Business & Entrepreneurship

Business & Entrepreneurship focuses on creating value beyond the design itself. It involves understanding stakeholders, markets, viability and how ideas can function outside an academic context.

This area became concrete through Studio Dribb. Earlier, business thinking often appeared near the end of a project. During my master’s, it became part of the work from the start. Studio Dribb was not only a design identity, but a practice that needed to be tested.

Courses such as Design Entrepreneurship, Design for Social Innovation and Value-Based Leadership in Business Innovation helped me understand business models and value propositions. During my Final Master Project, I applied this knowledge through a client case with the Designing with Intelligence Research Cluster.

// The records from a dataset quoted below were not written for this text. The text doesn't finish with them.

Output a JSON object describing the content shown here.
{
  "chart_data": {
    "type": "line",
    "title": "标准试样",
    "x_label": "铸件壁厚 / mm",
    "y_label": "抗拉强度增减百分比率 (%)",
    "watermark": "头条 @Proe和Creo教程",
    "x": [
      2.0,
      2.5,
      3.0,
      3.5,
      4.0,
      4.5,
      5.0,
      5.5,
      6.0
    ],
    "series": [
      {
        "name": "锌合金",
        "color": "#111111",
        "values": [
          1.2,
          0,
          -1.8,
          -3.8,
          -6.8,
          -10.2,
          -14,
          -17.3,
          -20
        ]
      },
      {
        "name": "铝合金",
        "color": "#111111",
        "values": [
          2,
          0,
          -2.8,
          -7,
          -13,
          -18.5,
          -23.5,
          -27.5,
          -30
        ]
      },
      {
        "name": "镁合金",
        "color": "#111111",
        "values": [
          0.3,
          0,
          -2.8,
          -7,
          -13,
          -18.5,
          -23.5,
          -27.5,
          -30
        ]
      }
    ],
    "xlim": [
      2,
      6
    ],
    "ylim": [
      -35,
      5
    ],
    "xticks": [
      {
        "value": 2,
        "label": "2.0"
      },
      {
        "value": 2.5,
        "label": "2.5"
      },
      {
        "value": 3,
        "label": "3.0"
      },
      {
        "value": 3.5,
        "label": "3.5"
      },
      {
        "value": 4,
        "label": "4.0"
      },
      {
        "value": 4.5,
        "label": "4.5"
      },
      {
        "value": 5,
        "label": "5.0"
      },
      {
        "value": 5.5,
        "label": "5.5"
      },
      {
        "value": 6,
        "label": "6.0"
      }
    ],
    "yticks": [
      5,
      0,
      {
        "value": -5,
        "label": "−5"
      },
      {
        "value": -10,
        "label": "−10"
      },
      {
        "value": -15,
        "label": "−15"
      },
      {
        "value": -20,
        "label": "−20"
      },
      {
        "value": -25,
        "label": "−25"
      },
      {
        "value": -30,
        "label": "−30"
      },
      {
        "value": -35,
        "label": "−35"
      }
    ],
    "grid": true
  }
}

I developed physical artefacts, a design dossier and a facilitation guide, which forced me to think about reuse and long-term value.

Validation conversations with TU Delft, Philips and The Gate showed that the approach has potential, but also that Studio Dribb still needs to prove itself beyond the academic context.

Technology & Realization

Technology & Realization is about translating ideas into working prototypes, drawing on materials, electronics, software and practical making.

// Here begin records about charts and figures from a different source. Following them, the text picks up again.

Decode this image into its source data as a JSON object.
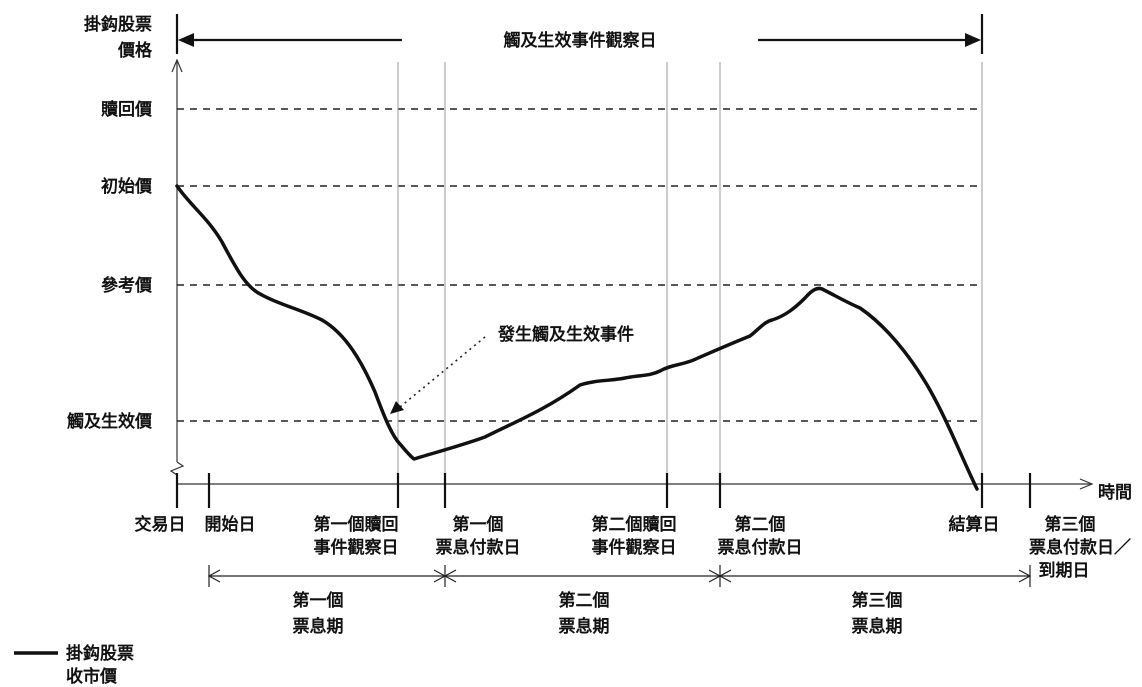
{
  "y_axis": {
    "title_line1": "掛鈎股票",
    "title_line2": "價格",
    "levels": {
      "redemption": "贖回價",
      "initial": "初始價",
      "reference": "參考價",
      "trigger": "觸及生效價"
    }
  },
  "x_axis": {
    "title": "時間",
    "dates": {
      "trade": "交易日",
      "start": "開始日",
      "obs1_line1": "第一個贖回",
      "obs1_line2": "事件觀察日",
      "pay1_line1": "第一個",
      "pay1_line2": "票息付款日",
      "obs2_line1": "第二個贖回",
      "obs2_line2": "事件觀察日",
      "pay2_line1": "第二個",
      "pay2_line2": "票息付款日",
      "settle": "結算日",
      "pay3_line1": "第三個",
      "pay3_line2": "票息付款日／",
      "pay3_line3": "到期日"
    }
  },
  "banner": "觸及生效事件觀察日",
  "annotation": "發生觸及生效事件",
  "periods": {
    "p1_line1": "第一個",
    "p1_line2": "票息期",
    "p2_line1": "第二個",
    "p2_line2": "票息期",
    "p3_line1": "第三個",
    "p3_line2": "票息期"
  },
  "legend": {
    "line1": "掛鈎股票",
    "line2": "收市價"
  }
}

My growth in this area came mainly from two projects: the Ambiguity Machines and fAIctual. The Ambiguity Machines had me working with ESP32 microcontrollers, sensors, LED rings, wireless communication and 3D modelling. Because each device needed to behave in a specific way, the technical decisions I made fed straight into the user experience.

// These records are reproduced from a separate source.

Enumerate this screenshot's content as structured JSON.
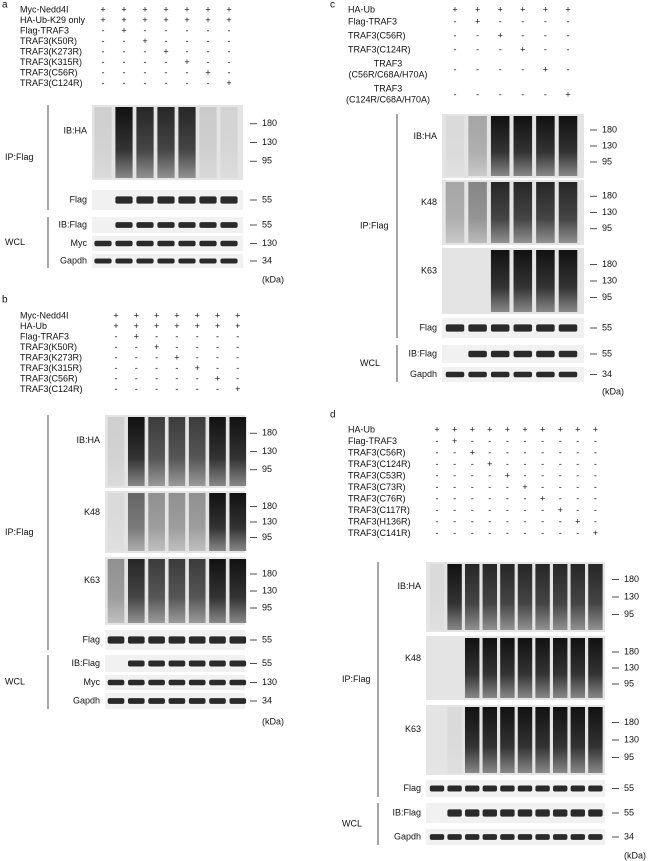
{
  "panels": [
    {
      "letter": "a",
      "rows": [
        {
          "label": "Myc-Nedd4I",
          "signs": [
            "+",
            "+",
            "+",
            "+",
            "+",
            "+",
            "+"
          ]
        },
        {
          "label": "HA-Ub-K29 only",
          "signs": [
            "+",
            "+",
            "+",
            "+",
            "+",
            "+",
            "+"
          ]
        },
        {
          "label": "Flag-TRAF3",
          "signs": [
            "-",
            "+",
            "-",
            "-",
            "-",
            "-",
            "-"
          ]
        },
        {
          "label": "TRAF3(K50R)",
          "signs": [
            "-",
            "-",
            "+",
            "-",
            "-",
            "-",
            "-"
          ]
        },
        {
          "label": "TRAF3(K273R)",
          "signs": [
            "-",
            "-",
            "-",
            "+",
            "-",
            "-",
            "-"
          ]
        },
        {
          "label": "TRAF3(K315R)",
          "signs": [
            "-",
            "-",
            "-",
            "-",
            "+",
            "-",
            "-"
          ]
        },
        {
          "label": "TRAF3(C56R)",
          "signs": [
            "-",
            "-",
            "-",
            "-",
            "-",
            "+",
            "-"
          ]
        },
        {
          "label": "TRAF3(C124R)",
          "signs": [
            "-",
            "-",
            "-",
            "-",
            "-",
            "-",
            "+"
          ]
        }
      ],
      "groups": [
        {
          "label": "IP:Flag",
          "blots": [
            {
              "label": "IB:HA",
              "markers": [
                "180",
                "130",
                "95"
              ]
            },
            {
              "label": "Flag",
              "markers": [
                "55"
              ]
            }
          ]
        },
        {
          "label": "WCL",
          "blots": [
            {
              "label": "IB:Flag",
              "markers": [
                "55"
              ]
            },
            {
              "label": "Myc",
              "markers": [
                "130"
              ]
            },
            {
              "label": "Gapdh",
              "markers": [
                "34"
              ]
            }
          ]
        }
      ],
      "unit": "(kDa)"
    },
    {
      "letter": "b",
      "rows": [
        {
          "label": "Myc-Nedd4I",
          "signs": [
            "+",
            "+",
            "+",
            "+",
            "+",
            "+",
            "+"
          ]
        },
        {
          "label": "HA-Ub",
          "signs": [
            "+",
            "+",
            "+",
            "+",
            "+",
            "+",
            "+"
          ]
        },
        {
          "label": "Flag-TRAF3",
          "signs": [
            "-",
            "+",
            "-",
            "-",
            "-",
            "-",
            "-"
          ]
        },
        {
          "label": "TRAF3(K50R)",
          "signs": [
            "-",
            "-",
            "+",
            "-",
            "-",
            "-",
            "-"
          ]
        },
        {
          "label": "TRAF3(K273R)",
          "signs": [
            "-",
            "-",
            "-",
            "+",
            "-",
            "-",
            "-"
          ]
        },
        {
          "label": "TRAF3(K315R)",
          "signs": [
            "-",
            "-",
            "-",
            "-",
            "+",
            "-",
            "-"
          ]
        },
        {
          "label": "TRAF3(C56R)",
          "signs": [
            "-",
            "-",
            "-",
            "-",
            "-",
            "+",
            "-"
          ]
        },
        {
          "label": "TRAF3(C124R)",
          "signs": [
            "-",
            "-",
            "-",
            "-",
            "-",
            "-",
            "+"
          ]
        }
      ],
      "groups": [
        {
          "label": "IP:Flag",
          "blots": [
            {
              "label": "IB:HA",
              "markers": [
                "180",
                "130",
                "95"
              ]
            },
            {
              "label": "K48",
              "markers": [
                "180",
                "130",
                "95"
              ]
            },
            {
              "label": "K63",
              "markers": [
                "180",
                "130",
                "95"
              ]
            },
            {
              "label": "Flag",
              "markers": [
                "55"
              ]
            }
          ]
        },
        {
          "label": "WCL",
          "blots": [
            {
              "label": "IB:Flag",
              "markers": [
                "55"
              ]
            },
            {
              "label": "Myc",
              "markers": [
                "130"
              ]
            },
            {
              "label": "Gapdh",
              "markers": [
                "34"
              ]
            }
          ]
        }
      ],
      "unit": "(kDa)"
    },
    {
      "letter": "c",
      "rows": [
        {
          "label": "HA-Ub",
          "signs": [
            "+",
            "+",
            "+",
            "+",
            "+",
            "+"
          ]
        },
        {
          "label": "Flag-TRAF3",
          "signs": [
            "-",
            "+",
            "-",
            "-",
            "-",
            "-"
          ]
        },
        {
          "label": "TRAF3(C56R)",
          "signs": [
            "-",
            "-",
            "+",
            "-",
            "-",
            "-"
          ]
        },
        {
          "label": "TRAF3(C124R)",
          "signs": [
            "-",
            "-",
            "-",
            "+",
            "-",
            "-"
          ]
        },
        {
          "label": "TRAF3",
          "sublabel": "(C56R/C68A/H70A)",
          "signs": [
            "-",
            "-",
            "-",
            "-",
            "+",
            "-"
          ]
        },
        {
          "label": "TRAF3",
          "sublabel": "(C124R/C68A/H70A)",
          "signs": [
            "-",
            "-",
            "-",
            "-",
            "-",
            "+"
          ]
        }
      ],
      "groups": [
        {
          "label": "IP:Flag",
          "blots": [
            {
              "label": "IB:HA",
              "markers": [
                "180",
                "130",
                "95"
              ]
            },
            {
              "label": "K48",
              "markers": [
                "180",
                "130",
                "95"
              ]
            },
            {
              "label": "K63",
              "markers": [
                "180",
                "130",
                "95"
              ]
            },
            {
              "label": "Flag",
              "markers": [
                "55"
              ]
            }
          ]
        },
        {
          "label": "WCL",
          "blots": [
            {
              "label": "IB:Flag",
              "markers": [
                "55"
              ]
            },
            {
              "label": "Gapdh",
              "markers": [
                "34"
              ]
            }
          ]
        }
      ],
      "unit": "(kDa)"
    },
    {
      "letter": "d",
      "rows": [
        {
          "label": "HA-Ub",
          "signs": [
            "+",
            "+",
            "+",
            "+",
            "+",
            "+",
            "+",
            "+",
            "+",
            "+"
          ]
        },
        {
          "label": "Flag-TRAF3",
          "signs": [
            "-",
            "+",
            "-",
            "-",
            "-",
            "-",
            "-",
            "-",
            "-",
            "-"
          ]
        },
        {
          "label": "TRAF3(C56R)",
          "signs": [
            "-",
            "-",
            "+",
            "-",
            "-",
            "-",
            "-",
            "-",
            "-",
            "-"
          ]
        },
        {
          "label": "TRAF3(C124R)",
          "signs": [
            "-",
            "-",
            "-",
            "+",
            "-",
            "-",
            "-",
            "-",
            "-",
            "-"
          ]
        },
        {
          "label": "TRAF3(C53R)",
          "signs": [
            "-",
            "-",
            "-",
            "-",
            "+",
            "-",
            "-",
            "-",
            "-",
            "-"
          ]
        },
        {
          "label": "TRAF3(C73R)",
          "signs": [
            "-",
            "-",
            "-",
            "-",
            "-",
            "+",
            "-",
            "-",
            "-",
            "-"
          ]
        },
        {
          "label": "TRAF3(C76R)",
          "signs": [
            "-",
            "-",
            "-",
            "-",
            "-",
            "-",
            "+",
            "-",
            "-",
            "-"
          ]
        },
        {
          "label": "TRAF3(C117R)",
          "signs": [
            "-",
            "-",
            "-",
            "-",
            "-",
            "-",
            "-",
            "+",
            "-",
            "-"
          ]
        },
        {
          "label": "TRAF3(H136R)",
          "signs": [
            "-",
            "-",
            "-",
            "-",
            "-",
            "-",
            "-",
            "-",
            "+",
            "-"
          ]
        },
        {
          "label": "TRAF3(C141R)",
          "signs": [
            "-",
            "-",
            "-",
            "-",
            "-",
            "-",
            "-",
            "-",
            "-",
            "+"
          ]
        }
      ],
      "groups": [
        {
          "label": "IP:Flag",
          "blots": [
            {
              "label": "IB:HA",
              "markers": [
                "180",
                "130",
                "95"
              ]
            },
            {
              "label": "K48",
              "markers": [
                "180",
                "130",
                "95"
              ]
            },
            {
              "label": "K63",
              "markers": [
                "180",
                "130",
                "95"
              ]
            },
            {
              "label": "Flag",
              "markers": [
                "55"
              ]
            }
          ]
        },
        {
          "label": "WCL",
          "blots": [
            {
              "label": "IB:Flag",
              "markers": [
                "55"
              ]
            },
            {
              "label": "Gapdh",
              "markers": [
                "34"
              ]
            }
          ]
        }
      ],
      "unit": "(kDa)"
    }
  ]
}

fAIctual developed the software side of my practice. I designed and built a web-based AI interface using HTML, CSS and JavaScript, which showed me how even small interface choices shape the way users read AI-generated information.

This area was reinforced further by courses such as Designing with Advanced AI and Intelligent Interactive Products, where I worked on machine learning, AI-generated audiobooks and a fall-detection device for elderly users.

User & Society

User & Society focuses on creating value for people while considering the wider social and ethical context of design.

During my master’s, this area shifted from designing mainly for individual users toward engaging with broader questions around AI and society. Earlier projects such as the Pathfinder Toolkit and A.I.D.T. already focused on AI literacy. In my master’s, I became less interested in simply explaining AI and more interested in how people form their own interpretations of it.

The Ambiguity Machines and FAIctual both address questions of trust, uncertainty and human-AI relationships. They do not give users a fixed lesson but create moments for reflection.

Math, Data & Computing

Math, Data & Computing concerns the use of data, logic and computation to make sense of complex problems. For me, this area gained relevance as my projects came to rely more heavily on AI and on research data. In my Final Master Project, for instance, I evaluated Studio Dribb and the Ambiguity Machines using a mix of methods: thematic analysis, interview coding, questionnaires, and observations drawn from workshops.

Two courses shaped my grounding here. Designing with Advanced AI and Creativity and Aesthetics of Data and AI deepened my understanding of machine learning, data bias and large language models. That understanding carried directly into projects such as Humaine and fAIctual, where AI functioned both as a technical system and as a subject I set out to critique.

Taken together, my master’s allowed me to connect the five expertise areas into a single, clearer design direction: designing for engagement with complexity through ambiguity, aesthetics and interaction.